Voorgeschiedenis[bewerken | brontekst bewerken]

De groei van het aantal katholieken in de toenmalige gemeente Strijp, met name door het ontstaan van Philipsdorp, leidde in de jaren 1910 tot het inzicht dat een nieuwe parochie nodig was naast de bestaande St. Trudoparochie. Na eerst geweigerd te hebben, ging Mgr. Van de Ven op zoek naar een bouwpastoor. Die werd gevonden in de persoon van pastoor Pulskens, aan wie op 1 september 1916 de opdracht werd verleend.

Ontwerp[bewerken | brontekst bewerken]

Pulskens wilde een niet-Gotische kerk. Hij gaf opdracht aan architect Hubert van Groenendael uit Maastricht een ontwerp te maken in de stijl van Romeinse basilieken zoals de St. Laurentiusbasiliek.

De kerk is gebouwd in oost-west-richting met het hoofdaltaar in het oosten. Er waren ca. 800 zitplaatsen.
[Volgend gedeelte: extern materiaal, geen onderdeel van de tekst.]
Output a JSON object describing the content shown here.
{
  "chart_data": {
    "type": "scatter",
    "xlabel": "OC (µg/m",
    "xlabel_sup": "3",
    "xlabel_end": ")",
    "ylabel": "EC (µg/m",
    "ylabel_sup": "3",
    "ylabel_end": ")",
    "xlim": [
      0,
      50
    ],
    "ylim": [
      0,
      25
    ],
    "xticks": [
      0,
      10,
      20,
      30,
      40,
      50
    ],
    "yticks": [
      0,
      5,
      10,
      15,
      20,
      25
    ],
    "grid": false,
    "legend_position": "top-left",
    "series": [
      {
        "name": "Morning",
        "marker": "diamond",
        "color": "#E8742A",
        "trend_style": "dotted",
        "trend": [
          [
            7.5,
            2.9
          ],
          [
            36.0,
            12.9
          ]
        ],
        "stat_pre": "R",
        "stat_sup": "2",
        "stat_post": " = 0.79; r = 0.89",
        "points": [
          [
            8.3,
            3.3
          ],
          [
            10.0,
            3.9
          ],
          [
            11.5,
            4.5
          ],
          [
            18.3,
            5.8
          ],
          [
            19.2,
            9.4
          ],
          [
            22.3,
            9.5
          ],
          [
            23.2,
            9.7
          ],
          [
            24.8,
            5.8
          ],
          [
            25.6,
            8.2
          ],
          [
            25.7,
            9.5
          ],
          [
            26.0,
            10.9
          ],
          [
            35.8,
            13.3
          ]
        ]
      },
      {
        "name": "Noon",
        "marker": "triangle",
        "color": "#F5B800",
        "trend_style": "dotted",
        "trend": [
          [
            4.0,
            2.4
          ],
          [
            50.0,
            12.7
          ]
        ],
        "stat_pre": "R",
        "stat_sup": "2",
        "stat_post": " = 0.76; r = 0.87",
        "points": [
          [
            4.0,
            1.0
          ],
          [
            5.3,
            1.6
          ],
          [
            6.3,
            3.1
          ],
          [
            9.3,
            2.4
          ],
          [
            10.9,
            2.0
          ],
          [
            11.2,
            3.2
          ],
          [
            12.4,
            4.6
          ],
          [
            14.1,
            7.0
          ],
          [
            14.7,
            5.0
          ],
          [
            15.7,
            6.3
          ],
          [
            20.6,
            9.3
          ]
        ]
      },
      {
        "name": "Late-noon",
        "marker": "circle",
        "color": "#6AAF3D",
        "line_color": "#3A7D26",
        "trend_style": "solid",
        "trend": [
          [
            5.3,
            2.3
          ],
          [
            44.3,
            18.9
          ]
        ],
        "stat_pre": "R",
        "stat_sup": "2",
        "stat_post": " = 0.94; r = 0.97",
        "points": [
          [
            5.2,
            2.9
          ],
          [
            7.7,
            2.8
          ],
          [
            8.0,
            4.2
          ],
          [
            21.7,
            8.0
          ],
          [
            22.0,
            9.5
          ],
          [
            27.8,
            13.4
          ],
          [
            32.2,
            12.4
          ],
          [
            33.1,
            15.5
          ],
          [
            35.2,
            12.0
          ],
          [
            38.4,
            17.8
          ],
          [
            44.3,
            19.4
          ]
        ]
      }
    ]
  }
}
De kerk is (binnenwerks) ca. 50 m lang, 20 m breed, en het middenschip is 15 m hoog.

Het binnenwerk vertoont treffende overeenkomst met de basiliek van Santa Maria Maggiore in Rome.

Bouw[bewerken | brontekst bewerken]

Na verwerving van de grond liepen de grondwerkzaamheden vertraging op door het slechte weer. In mei 1917 werd daar dan toch mee begonnen en de eerste steen werd gelegd op 26 juni 1917 door mgr. Andreas Damen, de deken van Eindhoven. Als gevolg van de Eerste Wereldoorlog stegen loon- en materiaalkosten aanzienlijk. Om de kosten te drukken werd geen gebruik gemaakt van baksteen maar van goedkopere op mergel lijkende stenen uit Kunrade in Zuid-Limburg, het zogenaamde Kunradersteen. De bouw werd uitgevoerd onder beheer van de architect, eveneens uit kostenoogpunt.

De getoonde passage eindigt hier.